No definitive reason for the emergence of soft tissue sarcomas has been identified in the vast majority of instances. Inject site sarcomas are more common in cats than in dogs. Sarcomas of the head and neck are a rare but possible outcome of infection with the feline sarcoma virus, a variant of the feline leukemia virus. You can ask the St Louis veterinarians for more information.


Typically, these tumors manifest as a hard or tender bump in a deep dermal layer, subcutaneous tissue, or the underlying muscle. In many cases, the owner will discover them, but in other cases, the veterinarian will. Most often, these growths are painless and appear covered by normal skin. Though they can show up anywhere, they most often do so on the limbs, chest, or abdominal wall.


A sarcoma can be identified with a fine needle aspiration performed by a veterinary oncologist. A needle aspirate is a noninvasive procedure in which cells from the tumor are removed using a small needle and then examined under a microscope.

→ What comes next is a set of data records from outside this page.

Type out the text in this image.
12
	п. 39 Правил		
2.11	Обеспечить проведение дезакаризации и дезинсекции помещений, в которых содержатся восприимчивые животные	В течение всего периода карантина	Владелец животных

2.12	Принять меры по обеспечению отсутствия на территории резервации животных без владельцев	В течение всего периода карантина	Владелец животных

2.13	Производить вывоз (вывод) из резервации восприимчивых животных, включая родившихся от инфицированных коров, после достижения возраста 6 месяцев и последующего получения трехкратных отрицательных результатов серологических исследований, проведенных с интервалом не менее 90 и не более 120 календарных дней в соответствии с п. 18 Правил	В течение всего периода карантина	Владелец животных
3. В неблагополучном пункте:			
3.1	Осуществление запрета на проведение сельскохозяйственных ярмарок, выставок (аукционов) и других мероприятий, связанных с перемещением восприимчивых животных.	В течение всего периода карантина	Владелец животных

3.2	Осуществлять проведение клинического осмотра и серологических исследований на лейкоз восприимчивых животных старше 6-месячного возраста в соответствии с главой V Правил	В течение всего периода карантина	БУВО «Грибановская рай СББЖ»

Your veterinary oncologist will suggest a series of tests to determine if the tumor has progressed to other organs. Lungs and liver metastasis are the most frequent destinations for sarcomas. Depending on the location of the tumor, further imaging, like a CT scan, may also be needed in addition to the standard battery of bloodwork, chest X-rays, and abdomen ultrasound. You can learn more information at


After the vet has finished the diagnostic testing, you’ll have a clearer idea of your alternatives for caring for your pet. You can treat your dog’s tumor with one of the following methods if it hasn’t spread.


Soft tissue sarcomas are often treated through surgical excision. The tumor tissue must be completely excised during small animal soft tissue surgery, which requires a large incision. No additional therapy may be required once a tumor has been surgically removed with “clean” surgical margins. A second operation may be recommended to guarantee that all tumor cells were eliminated if the first one did not remove the tumor with sufficient margins.

Radiation Therapy

Radiation treatment is frequently employed as a means of halting or postponing tumor growth. Radiation therapy has temporary side effects that are localized to the treatment area. If a tumor is too large for surgical removal, radiation therapy may be used as an alternative.


Chemotherapy is an option for patients whose tumors cannot be removed surgically. Chemotherapy isn’t meant to cure your dog but rather to help him live longer while he battles cancer.